C’est un autre élément important. L’appli seule ne sert à rien si les autres mesures ne suivent pas. « Ce n’est qu’un des éléments d’une réponse qui doit être plus globale. Il faut pouvoir tester de façon massive » insiste la responsable de la Cnil. Elle ajoute :

Ce serait dangereux de penser qu’une application de ce type pourrait tout résoudre.

En raison de la « limite intrinsèque » de ces outils, la Cnil appelle à la « vigilance sur le solutionisme technologique ».

Seuls 44% des plus de 70 ans ont un smartphone

Autre sérieuse limite, relevée par la présidente de la Cnil : « Il y a déjà 25% des personnes qui n’ont pas d’ordiphone, comme on dit en français, permettant de télécharger l’appli. Et ce taux est d’autant plus élevé chez les personnes âgées.
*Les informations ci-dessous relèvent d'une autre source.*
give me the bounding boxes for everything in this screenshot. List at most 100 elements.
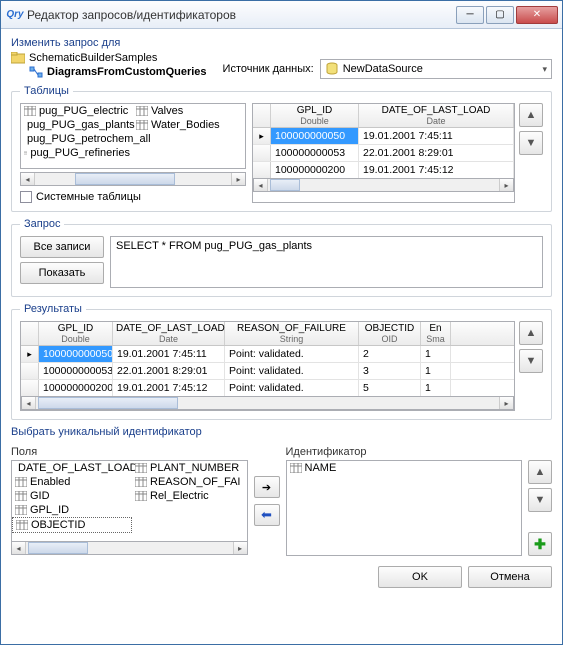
table-item[interactable]: pug_PUG_gas_plants bbox=[21, 118, 133, 132]
database-icon bbox=[325, 62, 339, 76]
field-item[interactable]: Enabled bbox=[12, 475, 132, 489]
datasource-select[interactable]: NewDataSource ▾ bbox=[320, 59, 552, 79]
field-item[interactable]: Rel_Electric bbox=[132, 489, 248, 503]
field-item[interactable]: GPL_ID bbox=[12, 503, 132, 517]
cancel-button[interactable]: Отмена bbox=[468, 566, 552, 588]
remove-field-button[interactable]: ⬅ bbox=[254, 504, 280, 526]
cell-date: 22.01.2001 8:29:01 bbox=[359, 145, 514, 161]
cell: 100000000050 bbox=[39, 346, 113, 362]
table-item-label: Valves bbox=[151, 105, 183, 117]
cell: 100000000053 bbox=[39, 363, 113, 379]
ok-button[interactable]: OK bbox=[378, 566, 462, 588]
system-tables-label: Системные таблицы bbox=[36, 191, 141, 203]
scroll-left-icon[interactable]: ◂ bbox=[22, 397, 36, 409]
cell: 100000000200 bbox=[39, 380, 113, 396]
results-grid[interactable]: GPL_IDDoubleDATE_OF_LAST_LOADDateREASON_… bbox=[20, 321, 515, 411]
folder-icon bbox=[11, 52, 25, 64]
table-item[interactable]: pug_PUG_refineries bbox=[21, 146, 133, 160]
query-fieldset: Запрос Все записи Показать SELECT * FROM… bbox=[11, 218, 552, 297]
fields-label: Поля bbox=[11, 446, 248, 458]
table-item-label: Water_Bodies bbox=[151, 119, 220, 131]
fields-hscrollbar[interactable]: ◂ ▸ bbox=[11, 541, 248, 555]
scroll-left-icon[interactable]: ◂ bbox=[12, 542, 26, 554]
cell: 22.01.2001 8:29:01 bbox=[113, 363, 225, 379]
table-item[interactable]: Water_Bodies bbox=[133, 118, 245, 132]
query-legend: Запрос bbox=[20, 218, 64, 230]
datasource-value: NewDataSource bbox=[343, 63, 423, 75]
scroll-right-icon[interactable]: ▸ bbox=[499, 397, 513, 409]
cell-date: 19.01.2001 7:45:12 bbox=[359, 162, 514, 178]
all-records-button[interactable]: Все записи bbox=[20, 236, 104, 258]
show-button[interactable]: Показать bbox=[20, 262, 104, 284]
cell: 19.01.2001 7:45:11 bbox=[113, 346, 225, 362]
minimize-button[interactable]: ─ bbox=[456, 6, 484, 24]
field-item-label: Enabled bbox=[30, 476, 70, 488]
identifier-item[interactable]: NAME bbox=[287, 461, 407, 475]
move-down-button[interactable]: ▼ bbox=[528, 488, 552, 512]
table-row[interactable]: 10000000005322.01.2001 8:29:01Point: val… bbox=[21, 363, 514, 380]
add-field-button[interactable]: ➔ bbox=[254, 476, 280, 498]
row-handle[interactable] bbox=[21, 363, 39, 379]
scroll-right-icon[interactable]: ▸ bbox=[233, 542, 247, 554]
scroll-right-icon[interactable]: ▸ bbox=[231, 173, 245, 185]
table-item[interactable]: Valves bbox=[133, 104, 245, 118]
row-handle[interactable] bbox=[253, 145, 271, 161]
results-hscrollbar[interactable]: ◂ ▸ bbox=[21, 396, 514, 410]
field-item-label: DATE_OF_LAST_LOAD bbox=[18, 462, 138, 474]
table-item[interactable]: pug_PUG_petrochem_all bbox=[21, 132, 133, 146]
field-item-label: GPL_ID bbox=[30, 504, 69, 516]
move-down-button[interactable]: ▼ bbox=[519, 349, 543, 373]
results-fieldset: Результаты GPL_IDDoubleDATE_OF_LAST_LOAD… bbox=[11, 303, 552, 420]
table-row[interactable]: ▸10000000005019.01.2001 7:45:11Point: va… bbox=[21, 346, 514, 363]
tables-fieldset: Таблицы pug_PUG_electricpug_PUG_gas_plan… bbox=[11, 85, 552, 212]
scroll-thumb[interactable] bbox=[38, 397, 178, 409]
cell: 2 bbox=[359, 346, 421, 362]
table-item[interactable]: pug_PUG_electric bbox=[21, 104, 133, 118]
preview-hscrollbar[interactable]: ◂ ▸ bbox=[253, 178, 514, 192]
scroll-right-icon[interactable]: ▸ bbox=[499, 179, 513, 191]
plus-icon: ✚ bbox=[534, 536, 546, 553]
field-item-label: OBJECTID bbox=[31, 519, 85, 531]
move-up-button[interactable]: ▲ bbox=[528, 460, 552, 484]
fields-listbox[interactable]: DATE_OF_LAST_LOADEnabledGIDGPL_IDOBJECTI… bbox=[11, 460, 248, 542]
cell-gplid: 100000000050 bbox=[271, 128, 359, 144]
scroll-thumb[interactable] bbox=[75, 173, 175, 185]
add-identifier-button[interactable]: ✚ bbox=[528, 532, 552, 556]
tree-child[interactable]: DiagramsFromCustomQueries bbox=[11, 65, 207, 79]
move-down-button[interactable]: ▼ bbox=[519, 131, 543, 155]
query-textarea[interactable]: SELECT * FROM pug_PUG_gas_plants bbox=[110, 236, 543, 288]
tables-listbox[interactable]: pug_PUG_electricpug_PUG_gas_plantspug_PU… bbox=[20, 103, 246, 169]
row-handle[interactable]: ▸ bbox=[253, 128, 271, 144]
table-row[interactable]: 10000000020019.01.2001 7:45:12 bbox=[253, 162, 514, 179]
tables-hscrollbar[interactable]: ◂ ▸ bbox=[20, 172, 246, 186]
tables-legend: Таблицы bbox=[20, 85, 73, 97]
scroll-thumb[interactable] bbox=[28, 542, 88, 554]
titlebar[interactable]: Qry Редактор запросов/идентификаторов ─ … bbox=[1, 1, 562, 29]
table-row[interactable]: ▸10000000005019.01.2001 7:45:11 bbox=[253, 128, 514, 145]
move-up-button[interactable]: ▲ bbox=[519, 103, 543, 127]
table-row[interactable]: 10000000005322.01.2001 8:29:01 bbox=[253, 145, 514, 162]
field-item[interactable]: OBJECTID bbox=[12, 517, 132, 533]
scroll-thumb[interactable] bbox=[270, 179, 300, 191]
field-item[interactable]: REASON_OF_FAI bbox=[132, 475, 248, 489]
field-item-label: GID bbox=[30, 490, 50, 502]
close-button[interactable]: ✕ bbox=[516, 6, 558, 24]
field-item[interactable]: GID bbox=[12, 489, 132, 503]
table-row[interactable]: 10000000020019.01.2001 7:45:12Point: val… bbox=[21, 380, 514, 397]
table-item-label: pug_PUG_electric bbox=[39, 105, 128, 117]
scroll-left-icon[interactable]: ◂ bbox=[254, 179, 268, 191]
row-handle[interactable]: ▸ bbox=[21, 346, 39, 362]
field-item[interactable]: DATE_OF_LAST_LOAD bbox=[12, 461, 132, 475]
field-item[interactable]: PLANT_NUMBER bbox=[132, 461, 248, 475]
identifier-label: Идентификатор bbox=[286, 446, 523, 458]
system-tables-checkbox[interactable] bbox=[20, 191, 32, 203]
maximize-button[interactable]: ▢ bbox=[486, 6, 514, 24]
row-handle[interactable] bbox=[21, 380, 39, 396]
identifier-listbox[interactable]: NAME bbox=[286, 460, 523, 556]
row-handle[interactable] bbox=[253, 162, 271, 178]
tree-root[interactable]: SchematicBuilderSamples bbox=[11, 51, 207, 65]
scroll-left-icon[interactable]: ◂ bbox=[21, 173, 35, 185]
table-preview-grid[interactable]: GPL_IDDouble DATE_OF_LAST_LOADDate ▸1000… bbox=[252, 103, 515, 203]
move-up-button[interactable]: ▲ bbox=[519, 321, 543, 345]
table-item-label: pug_PUG_petrochem_all bbox=[27, 133, 151, 145]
Elles ne sont que 44%, chez les plus de 70 ans, qui ont un smartphone, contre 98% chez les 18-25 ans ». Autrement dit, plus de la moitié de la population à risque est d’emblée hors-jeu.

Marie-Laure Denis pointe également « la question de la compétence numérique ». Il faut avoir « la capacité à télécharger une application » et le faire fonctionner. Problème qui peut toucher, là encore, les personnes âgées.

« La difficulté des zones blanches »

« La difficulté des zones blanches », c’est-à-dire les espaces du territoire où on ne capte pas ou mal, souvent évoquées au Sénat, ajoute là encore une difficulté selon la responsable.

Et les limites ne s’arrêtent pas là : Marie-Laure Denis y ajoute « la question des personnes asymptomatiques », qui passeraient au travers, sans oublier la définition des règles de mise en alerte, lors du contact avec une personne malade. Faut-il une distance de 2 mètres « et une exposition de moins de 30 minutes », comme à Singapour, ou « de 15 minutes » comme préconisé en Grande-Bretagne ?

Risque d’une « banalisation » 

Au final, ce dispositif, « s’il voit le jour », devra rester une parenthèse dans nos vies, insiste la Cnil. « Il faut vraiment se garder, que des dispositifs exceptionnels, pris dans de circonstances exceptionnelles, puisse perdurer » met en garde Marie-Laure Denis. « Il faut être extrêmement vigilant sur ce plan. Il peut y avoir une forme de banalisation ». Le détournement d’une telle application, ou son recours en d’autres domaines, poserait de nouvelles questions tout aussi, voire plus importantes.